L-asparaginase (ASNase) is an efficient inhibitor of tumor development, used in chemotherapy sessions against acute lymphoblastic leukemia (ALL) tumor cells; its use results in 80% complete remission of the disease in treated patients. Saccharomyces cerevisiae’s L-asparaginase II (ScASNaseII) has a high potential to substitute bacteria ASNase in patients that developed hypersensitivity, but the endogenous production of it results in hypermannosylated immunogenic enzyme. Here we describe the genetic process to acquire the ScASNaseII expressed in the extracellular medium. Our strategy involved a fusion of mature sequence of protein codified by ASP3 (amino acids 26–362) with the secretion signal sequence of Pichia pastoris acid phosphatase enzyme; in addition, this DNA construction was integrated in P. pastoris Glycoswitch^® strain genome, which has the cellular machinery to express and secrete high quantity of enzymes with humanized glycosylation. Our data show that the DNA construction and strain employed can express extracellular asparaginase with specific activity of 218.2 IU mg⁻¹. The resultant enzyme is 40% more stable than commercially available Escherichia coli’s ASNase (EcASNaseII) when incubated with human serum.
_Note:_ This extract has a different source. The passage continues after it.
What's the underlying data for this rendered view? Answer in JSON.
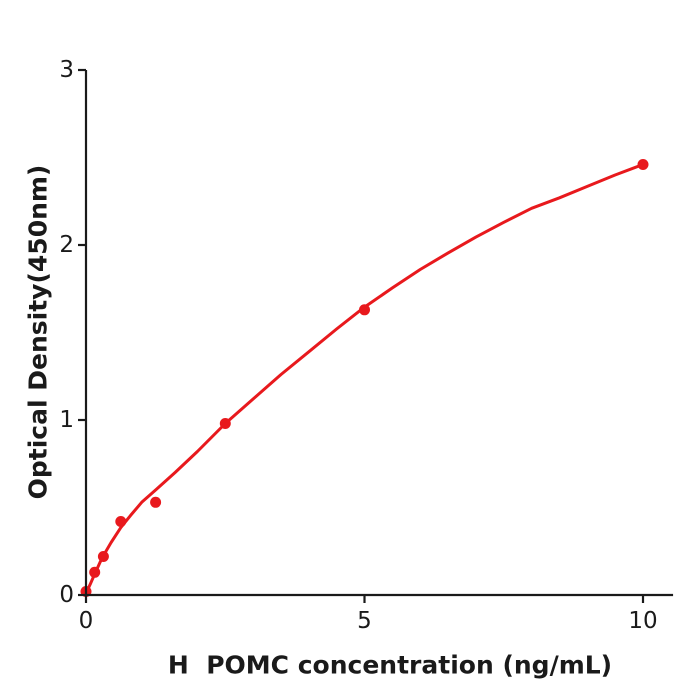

In addition, ScASNaseII presents 50% lower cross-reaction with anti-ASNase antibody produced against EcASNaseII when compared with ASNase from Dickeya chrysanthemi.

摘要

L-天冬酰胺酶 (ASNase) 是一种有效的肿瘤发展抑制剂，用于针对急性淋巴细胞白血病 (ALL) 肿瘤细胞的化疗；它的使用使接受治疗的患者的疾病完全缓解了 80%。酿酒酵母的 L-天冬酰胺酶 II (ScASNaseII) 在发生超敏反应的患者中具有很高的替代细菌 ASNase 的潜力，但它的内源性产生会导致高甘露糖化免疫原性酶。在这里，我们描述了获得在细胞外培养基中表达的 ScASNaseII 的遗传过程。我们的策略涉及将ASP3编码的成熟蛋白质序列（氨基酸 26-362）与毕赤酵母的分泌信号序列融合酸性磷酸酶；此外，这种 DNA 构建被整合到P. pastoris Glycoswitch ^®菌株基因组中，该基因组具有表达和分泌大量具有人源化糖基化的酶的细胞机制。我们的数据表明，所用的 DNA 构建和菌株可以表达比活性为 218.2 IU mg ^-1的胞外天冬酰胺酶。当与人血清孵育时，所得酶比市售的大肠杆菌ASNase (EcASNaseII)稳定 40% 。此外，与来自Dickeya chrysanthemi的 ASNase 相比，ScASNaseII 与针对 EcASNaseII 产生的抗 ASNase 抗体的交叉反应降低了 50% 。